The term "whole number" or "total number" has not been defined in the Rules of 1974, but R. 2(2) of the said Rules provides that an expression used but not defined in the Rules, shall have the meaning assigned to it in the Act. See, 3(36) of the Act defines "whole number" or "total number" with reference to the members of a Board as the total number of members holding office at the time.
Thus, the basic question involved herein is as what should be the exact number of members, of which 2/3 is required to pass a No-confidence motion? According to Mr. Lodha, learned counsel for the petitioner, the whole number of the Board have been twenty-eight, as such minimum nineteen votes were required to remove the petitioner and in the instant cases, as only seventeen members have voted against the petitioner, the impugned resolution/order is liable to be quashed.
(3.) ON the other hand, learned counsel appearing for the respondents, have submitted that "total number" or "whole number" does not include the nomi-nated members and the M.L.A. and, thus, as 2/3 of the elected members are required for passing the resolution of no-confidence motion, the impugned resolution does not require any interference. According to them, even if it is so required, the local M.L.A. and two nominated members had not taken oath, as mandatorily required u/s. 61 of the Act, and they cannot be held to be members in strict sense and as one of the elected members, namely Sri Raja Ram Bhil, was under suspension at the relevant time so he has also to be excluded while counting the total number.

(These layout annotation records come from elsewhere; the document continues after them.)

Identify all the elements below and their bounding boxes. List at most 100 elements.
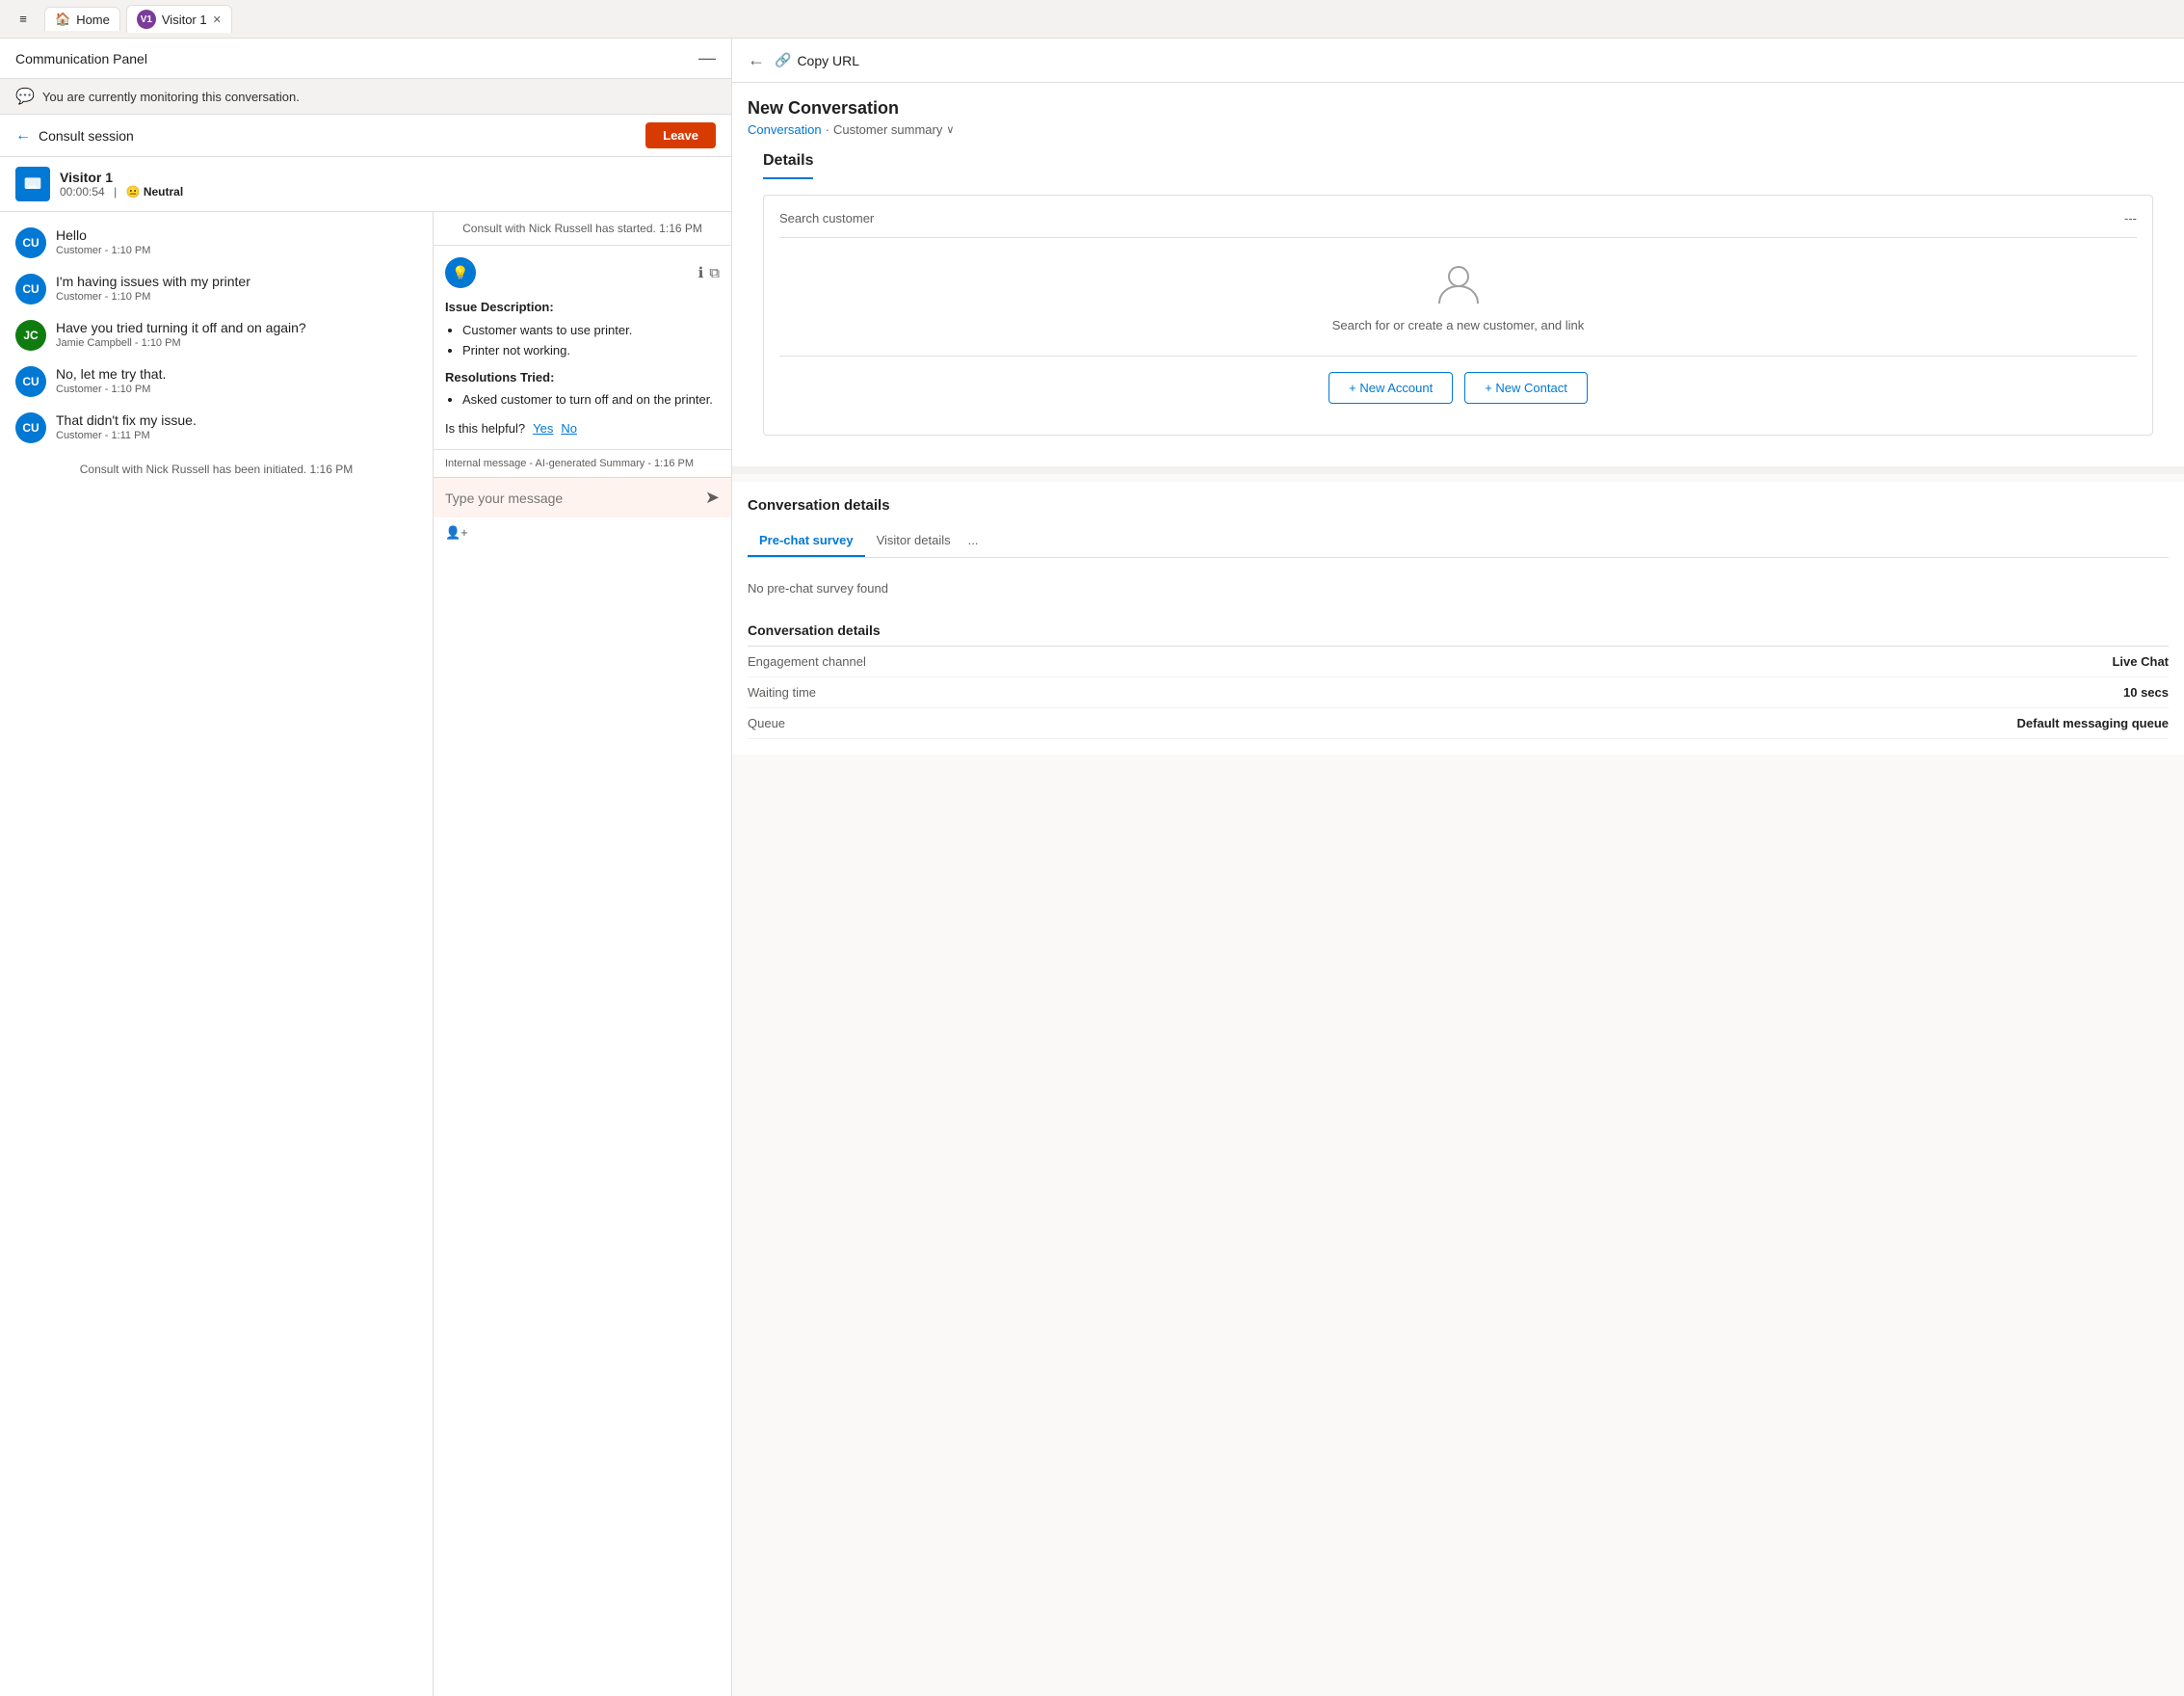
breadcrumb-separator: · <box>826 122 829 137</box>
ai-resolution-list: Asked customer to turn off and on the pr… <box>445 390 720 410</box>
breadcrumb-conversation[interactable]: Conversation <box>748 122 822 137</box>
search-customer-label: Search customer <box>779 211 2113 225</box>
new-conversation-title: New Conversation <box>748 98 2169 119</box>
chat-area: CU Hello Customer - 1:10 PM CU I'm havin… <box>0 212 731 1696</box>
visitor-info: Visitor 1 00:00:54 | 😐 Neutral <box>0 157 731 212</box>
helpful-row: Is this helpful? Yes No <box>445 419 720 438</box>
breadcrumb: Conversation · Customer summary ∨ <box>748 122 2169 137</box>
field-label: Waiting time <box>748 685 2123 700</box>
helpful-no-link[interactable]: No <box>561 419 577 438</box>
monitor-text: You are currently monitoring this conver… <box>42 90 300 104</box>
new-account-button[interactable]: + New Account <box>1329 372 1453 404</box>
new-contact-button[interactable]: + New Contact <box>1464 372 1588 404</box>
title-bar: ≡ 🏠 Home V1 Visitor 1 ✕ <box>0 0 2184 39</box>
message-input-row: ➤ <box>445 488 720 508</box>
more-tabs-icon[interactable]: ... <box>962 525 985 557</box>
helpful-yes-link[interactable]: Yes <box>533 419 553 438</box>
monitor-chat-icon: 💬 <box>15 87 35 106</box>
tab-home-label: Home <box>76 13 110 27</box>
comm-panel-header: Communication Panel — <box>0 39 731 79</box>
message-meta: Customer - 1:10 PM <box>56 291 250 303</box>
ai-resolution-title: Resolutions Tried: <box>445 368 720 387</box>
conversation-details-tabs: Pre-chat survey Visitor details ... <box>748 525 2169 558</box>
no-pre-chat-survey-text: No pre-chat survey found <box>748 573 2169 611</box>
chat-messages: CU Hello Customer - 1:10 PM CU I'm havin… <box>0 212 433 1696</box>
consult-left: ← Consult session <box>15 127 134 145</box>
details-section: Details Search customer --- <box>748 152 2169 451</box>
visitor-avatar <box>15 167 50 201</box>
chat-right-panel: Consult with Nick Russell has started. 1… <box>433 212 731 1696</box>
leave-button[interactable]: Leave <box>645 122 716 148</box>
conversation-details-title: Conversation details <box>748 497 2169 514</box>
person-icon <box>1435 261 1482 310</box>
search-dashes: --- <box>2124 211 2137 225</box>
tab-visitor1-label: Visitor 1 <box>162 13 207 27</box>
main-layout: Communication Panel — 💬 You are currentl… <box>0 39 2184 1696</box>
visitor1-avatar: V1 <box>137 10 156 29</box>
field-value: 10 secs <box>2123 685 2169 700</box>
ai-summary-card: 💡 ℹ ⧉ Issue Description: Customer wants … <box>434 246 731 450</box>
list-item: Asked customer to turn off and on the pr… <box>462 390 720 410</box>
right-panel: ← 🔗 Copy URL New Conversation Conversati… <box>732 39 2184 1696</box>
avatar: JC <box>15 320 46 351</box>
message-input-area: ➤ <box>434 477 731 517</box>
sentiment-label: Neutral <box>144 185 183 199</box>
field-value: Default messaging queue <box>2017 716 2169 730</box>
ai-info-button[interactable]: ℹ <box>698 264 704 281</box>
list-item: CU Hello Customer - 1:10 PM <box>15 227 417 258</box>
message-meta: Customer - 1:11 PM <box>56 430 197 441</box>
sentiment-icon: 😐 <box>126 185 141 199</box>
message-content: I'm having issues with my printer Custom… <box>56 274 250 303</box>
message-content: That didn't fix my issue. Customer - 1:1… <box>56 412 197 441</box>
ai-issue-list: Customer wants to use printer. Printer n… <box>445 321 720 360</box>
conv-details-fields-title: Conversation details <box>748 623 2169 638</box>
search-customer-box: Search customer --- Search for or create… <box>763 195 2153 436</box>
list-item: CU No, let me try that. Customer - 1:10 … <box>15 366 417 397</box>
tab-visitor-details[interactable]: Visitor details <box>865 525 962 557</box>
monitor-banner: 💬 You are currently monitoring this conv… <box>0 79 731 115</box>
avatar: CU <box>15 274 46 305</box>
field-label: Queue <box>748 716 2017 730</box>
minimize-icon[interactable]: — <box>698 48 716 68</box>
message-text: Hello <box>56 227 150 243</box>
list-item: Customer wants to use printer. <box>462 321 720 340</box>
list-item: JC Have you tried turning it off and on … <box>15 320 417 351</box>
list-item: Printer not working. <box>462 341 720 360</box>
hamburger-menu[interactable]: ≡ <box>8 4 39 35</box>
message-content: Have you tried turning it off and on aga… <box>56 320 306 349</box>
tab-visitor1[interactable]: V1 Visitor 1 ✕ <box>126 5 232 33</box>
ai-icon: 💡 <box>445 257 476 288</box>
message-meta: Customer - 1:10 PM <box>56 384 166 395</box>
copy-url-label: Copy URL <box>797 53 859 68</box>
consult-initiated-msg: Consult with Nick Russell has been initi… <box>15 459 417 480</box>
tab-home[interactable]: 🏠 Home <box>44 7 120 31</box>
new-conversation-section: New Conversation Conversation · Customer… <box>732 83 2184 474</box>
back-button[interactable]: ← <box>748 50 765 70</box>
breadcrumb-chevron-icon[interactable]: ∨ <box>946 123 954 136</box>
field-value: Live Chat <box>2112 654 2169 669</box>
tab-pre-chat-survey[interactable]: Pre-chat survey <box>748 525 865 557</box>
new-buttons-row: + New Account + New Contact <box>779 356 2137 419</box>
consult-started-msg: Consult with Nick Russell has started. 1… <box>434 212 731 246</box>
tab-close-icon[interactable]: ✕ <box>213 13 222 26</box>
ai-copy-button[interactable]: ⧉ <box>709 264 720 281</box>
empty-customer-text: Search for or create a new customer, and… <box>1332 318 1585 332</box>
message-content: No, let me try that. Customer - 1:10 PM <box>56 366 166 395</box>
avatar: CU <box>15 366 46 397</box>
field-label: Engagement channel <box>748 654 2112 669</box>
consult-arrow-icon: ← <box>15 127 31 145</box>
message-text: Have you tried turning it off and on aga… <box>56 320 306 335</box>
ai-summary-header: 💡 ℹ ⧉ <box>445 257 720 288</box>
consult-header: ← Consult session Leave <box>0 115 731 157</box>
visitor-name: Visitor 1 <box>60 170 183 185</box>
ai-actions: ℹ ⧉ <box>698 264 720 281</box>
message-text: No, let me try that. <box>56 366 166 382</box>
message-meta: Jamie Campbell - 1:10 PM <box>56 337 306 349</box>
copy-url-button[interactable]: 🔗 Copy URL <box>775 52 859 68</box>
add-participant-button[interactable]: 👤+ <box>434 517 731 548</box>
message-input[interactable] <box>445 490 697 506</box>
breadcrumb-customer-summary: Customer summary <box>833 122 942 137</box>
comm-panel-title: Communication Panel <box>15 51 147 66</box>
right-panel-header: ← 🔗 Copy URL <box>732 39 2184 83</box>
send-button[interactable]: ➤ <box>705 488 720 508</box>
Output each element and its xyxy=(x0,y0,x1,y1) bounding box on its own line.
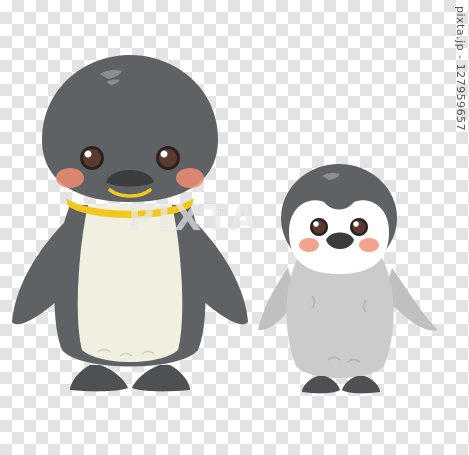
adult-belly xyxy=(77,205,183,362)
adult-penguin xyxy=(12,55,248,392)
adult-left-cheek xyxy=(56,168,84,188)
adult-left-foot xyxy=(70,365,128,392)
chick-left-cheek xyxy=(299,238,319,252)
chick-right-cheek xyxy=(359,238,379,252)
chick-left-foot xyxy=(302,376,340,394)
chick-right-eye xyxy=(350,218,368,236)
chick-penguin xyxy=(258,164,438,394)
stock-id-label: pixta.jp - 127959657 xyxy=(454,6,467,132)
adult-left-eye xyxy=(80,146,104,170)
adult-right-eye xyxy=(156,146,180,170)
chick-right-foot xyxy=(342,376,380,394)
illustration-scene: PIXTA pixta.jp - 127959657 xyxy=(0,0,469,450)
chick-left-eye xyxy=(310,218,328,236)
adult-right-cheek xyxy=(176,168,204,188)
penguin-illustration xyxy=(12,55,438,394)
adult-right-foot xyxy=(132,365,190,392)
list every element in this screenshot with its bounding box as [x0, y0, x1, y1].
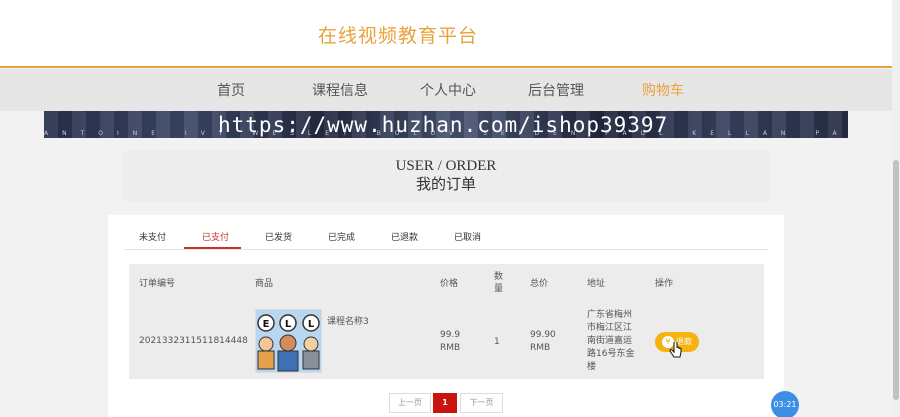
page-scrollbar[interactable] [892, 0, 900, 417]
pagination-page-1[interactable]: 1 [433, 393, 457, 413]
price-value: 99.9 RMB [440, 330, 461, 353]
col-total: 总价 [530, 279, 549, 289]
site-header: 在线视频教育平台 [0, 0, 892, 68]
product-image[interactable]: E L L [255, 309, 322, 373]
tab-divider [124, 249, 768, 250]
pagination-next[interactable]: 下一页 [460, 393, 503, 413]
col-address: 地址 [587, 279, 606, 289]
order-number: 20213323115118144​48 [139, 336, 248, 346]
product-letter-2: L [285, 319, 292, 330]
product-letter-1: E [263, 319, 270, 330]
pagination-prev[interactable]: 上一页 [389, 393, 431, 413]
order-heading: USER / ORDER 我的订单 [122, 151, 770, 201]
quantity-value: 1 [494, 337, 500, 347]
tab-shipped[interactable]: 已发货 [265, 230, 292, 243]
col-qty: 数量 [494, 272, 504, 294]
total-value: 99.90 RMB [530, 330, 556, 353]
col-price: 价格 [440, 279, 459, 289]
col-action: 操作 [655, 279, 674, 289]
nav-item-profile[interactable]: 个人中心 [420, 80, 476, 100]
tab-cancelled[interactable]: 已取消 [454, 230, 481, 243]
nav-item-cart[interactable]: 购物车 [642, 80, 684, 100]
tab-completed[interactable]: 已完成 [328, 230, 355, 243]
watermark-url: https://www.huzhan.com/ishop39397 [218, 113, 669, 137]
tab-paid[interactable]: 已支付 [202, 230, 229, 243]
nav-item-courses[interactable]: 课程信息 [312, 80, 368, 100]
order-heading-cn: 我的订单 [415, 175, 476, 193]
timer-badge[interactable]: 03:21 [771, 391, 799, 417]
order-table: 订单编号 商品 价格 数量 总价 地址 操作 20213323115118144… [129, 264, 764, 379]
scrollbar-thumb[interactable] [893, 160, 899, 400]
tab-refunded[interactable]: 已退款 [391, 230, 418, 243]
col-product: 商品 [255, 279, 274, 289]
product-letter-3: L [308, 319, 315, 330]
col-order-no: 订单编号 [139, 279, 176, 289]
site-title: 在线视频教育平台 [318, 25, 479, 47]
tab-unpaid[interactable]: 未支付 [139, 230, 166, 243]
address-value: 广东省梅州市梅江区江南街道嘉运路16号东金楼 [587, 310, 635, 372]
order-heading-en: USER / ORDER [395, 158, 497, 174]
hand-cursor-icon [669, 342, 682, 358]
nav-item-admin[interactable]: 后台管理 [528, 80, 584, 100]
product-name[interactable]: 课程名称3 [327, 316, 369, 329]
main-navbar: 首页 课程信息 个人中心 后台管理 购物车 [0, 69, 892, 111]
order-panel: 未支付 已支付 已发货 已完成 已退款 已取消 订单编号 商品 价格 数量 总价… [108, 215, 784, 417]
nav-item-home[interactable]: 首页 [217, 80, 245, 100]
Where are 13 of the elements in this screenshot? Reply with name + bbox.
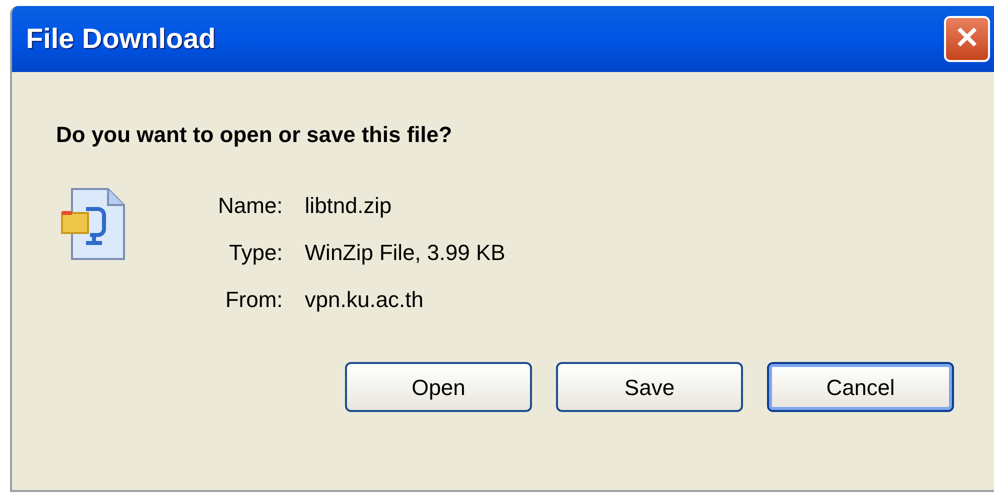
question-text: Do you want to open or save this file?	[56, 121, 454, 149]
window-title: File Download	[26, 22, 216, 56]
field-label: From:	[224, 287, 283, 312]
field-label: Name:	[218, 193, 283, 218]
field-label: Type:	[228, 240, 283, 265]
field-value: libtnd.zip	[304, 193, 393, 218]
field-value: WinZip File, 3.99 KB	[304, 240, 506, 265]
field-value: vpn.ku.ac.th	[304, 287, 424, 312]
file-icon	[58, 187, 128, 263]
dialog-button[interactable]: Open	[345, 362, 532, 412]
close-button[interactable]: ✕	[944, 16, 990, 62]
dialog-button[interactable]: Save	[556, 362, 743, 412]
dialog-button[interactable]: Cancel	[767, 362, 954, 412]
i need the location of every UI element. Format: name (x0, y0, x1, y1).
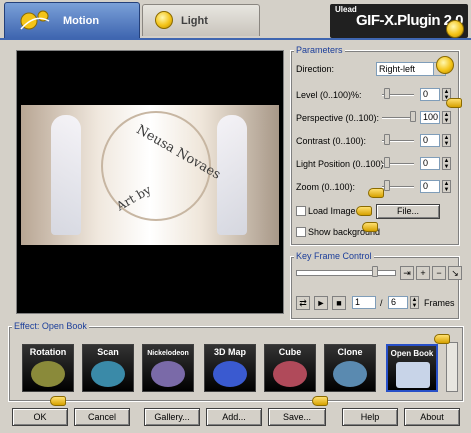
effect-title: Effect: Open Book (12, 321, 89, 331)
direction-value: Right-left (379, 64, 416, 74)
keyframe-slider-thumb[interactable] (372, 266, 378, 277)
level-input[interactable]: 0 (420, 88, 440, 101)
total-frames-input[interactable]: 6 (388, 296, 408, 309)
effect-thumb-cube[interactable]: Cube (264, 344, 316, 392)
load-image-label[interactable]: Load Image (308, 206, 356, 216)
tab-motion-label: Motion (63, 14, 100, 27)
effect-label: Rotation (29, 347, 67, 357)
show-background-checkbox[interactable] (296, 227, 306, 237)
tab-underline (0, 38, 471, 40)
frames-label: Frames (424, 298, 455, 308)
pointing-hand-icon (368, 188, 384, 198)
cancel-button[interactable]: Cancel (74, 408, 130, 426)
tab-light-label: Light (181, 14, 208, 27)
light-position-label: Light Position (0..100): (296, 159, 387, 169)
direction-label: Direction: (296, 64, 335, 74)
pointing-hand-icon (50, 396, 66, 406)
light-position-input[interactable]: 0 (420, 157, 440, 170)
pointing-hand-icon (312, 396, 328, 406)
stop-icon[interactable]: ■ (332, 296, 346, 310)
preview-panel: Neusa Novaes Art by (16, 50, 284, 314)
perspective-spinner[interactable]: ▲ ▼ (442, 111, 451, 124)
keyframe-track[interactable] (296, 270, 396, 276)
light-position-slider-thumb[interactable] (384, 157, 390, 168)
brand-small-text: Ulead (335, 5, 357, 14)
light-bulb-icon (436, 56, 454, 74)
light-bulb-icon (446, 20, 464, 38)
next-keyframe-icon[interactable]: ⇥ (400, 266, 414, 280)
preview-image: Neusa Novaes Art by (21, 105, 279, 245)
keyframe-title: Key Frame Control (294, 251, 374, 261)
save-button[interactable]: Save... (268, 408, 326, 426)
about-button[interactable]: About (404, 408, 460, 426)
total-frames-spinner[interactable]: ▲ ▼ (410, 296, 419, 309)
remove-keyframe-icon[interactable]: − (432, 266, 446, 280)
tab-motion[interactable]: Motion (4, 2, 140, 38)
effect-thumb-open-book[interactable]: Open Book (386, 344, 438, 392)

Before proceeding on merit, it may also be pertinent to mention here that learned counsel for the respondents have raised a preliminary objection regarding hearing of the petitions contending that the respondents have challenged the constitutional validity of the provisions of Sec. 3(36) of the Act, defining "whole number" or "total number" and Cl. (3) of R.9 of the Rules, 1974 by filing D.B.C.W.P. No.2879/2001 and as the said petition has been entertained by the Division Bench of this Court, the matter cannot be heard by the Single Bench and it has to be referred to the Division Bench for disposal along with the said petition. To fortify the contention, reliance has been placed upon the decision of the Hon'ble Supreme Court in State of U.P. & Ors. vs. Rajesh Kumar Misra (1) wherein the Hon'ble Apex Court has held that connected writ petitions should be clubbed and heard together. In that case, the writ petition had been filed by ad-hoe appointee continuing in service by virtue of interim order of the Court but during selection process, he had been placed below in the merit list and the other persons having higher position in the select list had filed writ petition to make appointment on the basis of the merit list. The Hon'ble Supreme Court held that in such a situation, both the petitions should be heard together and disposed of by a common order.
Similarly, in Government of Andhra Pradesh & Ors. vs. Gudepu Sailoo & Ors. (2) the Hon'ble Apex Court held that when two appeals were filed against a common judgment and two distinct questions were involved, both the appeals should have been heard together.